I don't understand why we need to worry about the angles, as throughout high school, I have always been treating both the angles and the lengths of the sides as scalar quantities.
When $\pi/2 < \alpha < \pi$, we have an obtuse angle at $A$ and we must consider the geometry of the figure accordingly.
The altitude $h$ from $B$ to $AC$ is no longer "inside" the triangle. It extends to some point, say $B'$, on the line containing $AC$ such that $|B'C| > |AC|$; in other words, the signed distance $r$ would need to be negative and $b-r > b$. That said, the relationship $$r = c \cos \alpha$$ does take this into account, since when $\pi/2 < \alpha < \pi$, $-1 < \cos \alpha < 0$, consequently $-c < r < 0$.

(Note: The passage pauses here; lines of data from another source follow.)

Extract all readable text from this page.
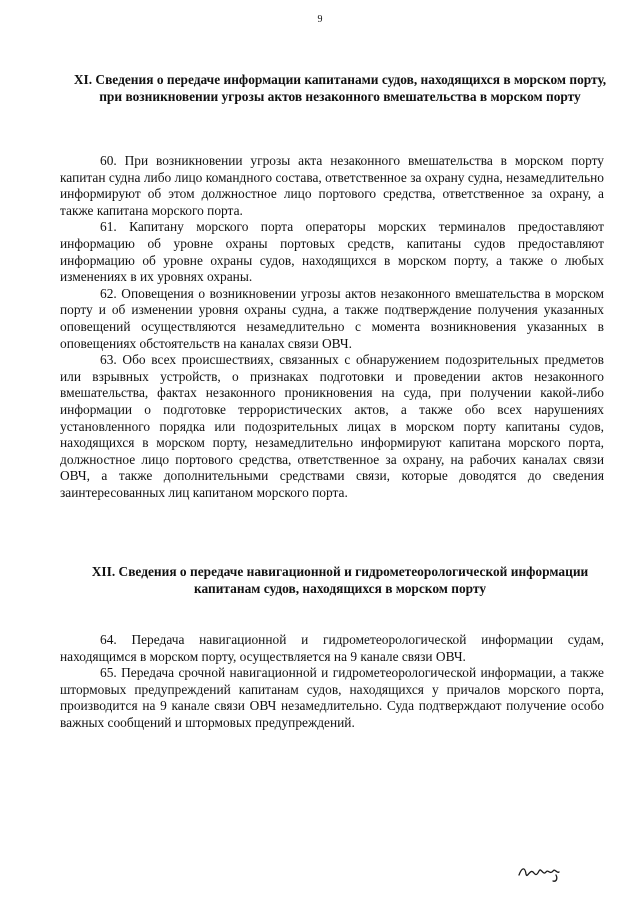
9
XI. Сведения о передаче информации капитанами судов, находящихся в морском порту, при возникновении угрозы актов незаконного вмешательства в морском порту

60. При возникновении угрозы акта незаконного вмешательства в морском порту капитан судна либо лицо командного состава, ответственное за охрану судна, незамедлительно информируют об этом должностное лицо портового средства, ответственное за охрану, а также капитана морского порта.

61. Капитану морского порта операторы морских терминалов предоставляют информацию об уровне охраны портовых средств, капитаны судов предоставляют информацию об уровне охраны судов, находящихся в морском порту, а также о любых изменениях в их уровнях охраны.

62. Оповещения о возникновении угрозы актов незаконного вмешательства в морском порту и об изменении уровня охраны судна, а также подтверждение получения указанных оповещений осуществляются незамедлительно с момента возникновения указанных в оповещениях обстоятельств на каналах связи ОВЧ.

63. Обо всех происшествиях, связанных с обнаружением подозрительных предметов или взрывных устройств, о признаках подготовки и проведении актов незаконного вмешательства, фактах незаконного проникновения на суда, при получении какой-либо информации о подготовке террористических актов, а также обо всех нарушениях установленного порядка или подозрительных лицах в морском порту капитаны судов, находящихся в морском порту, незамедлительно информируют капитана морского порта, должностное лицо портового средства, ответственное за охрану, на рабочих каналах связи ОВЧ, а также дополнительными средствами связи, которые доводятся до сведения заинтересованных лиц капитаном морского порта.

XII. Сведения о передаче навигационной и гидрометеорологической информации капитанам судов, находящихся в морском порту

64. Передача навигационной и гидрометеорологической информации судам, находящимся в морском порту, осуществляется на 9 канале связи ОВЧ.

65. Передача срочной навигационной и гидрометеорологической информации, а также штормовых предупреждений капитанам судов, находящихся у причалов морского порта, производится на 9 канале связи ОВЧ незамедлительно. Суда подтверждают получение особо важных сообщений и штормовых предупреждений.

You can also see this in the final identity $$a^2 = b^2 + c^2 - 2bc \cos \alpha,$$ since again, when $\cos \alpha < 0$, the RHS exceeds $b^2 + c^2$, which is what we would have if $\alpha$ were a right angle. If we think of $b$ and $c$ as fixed and $\alpha$ allowed to vary continuously from $0$ to $\pi$, you would find that the length of $a$ increases from $0$ to $b+c$.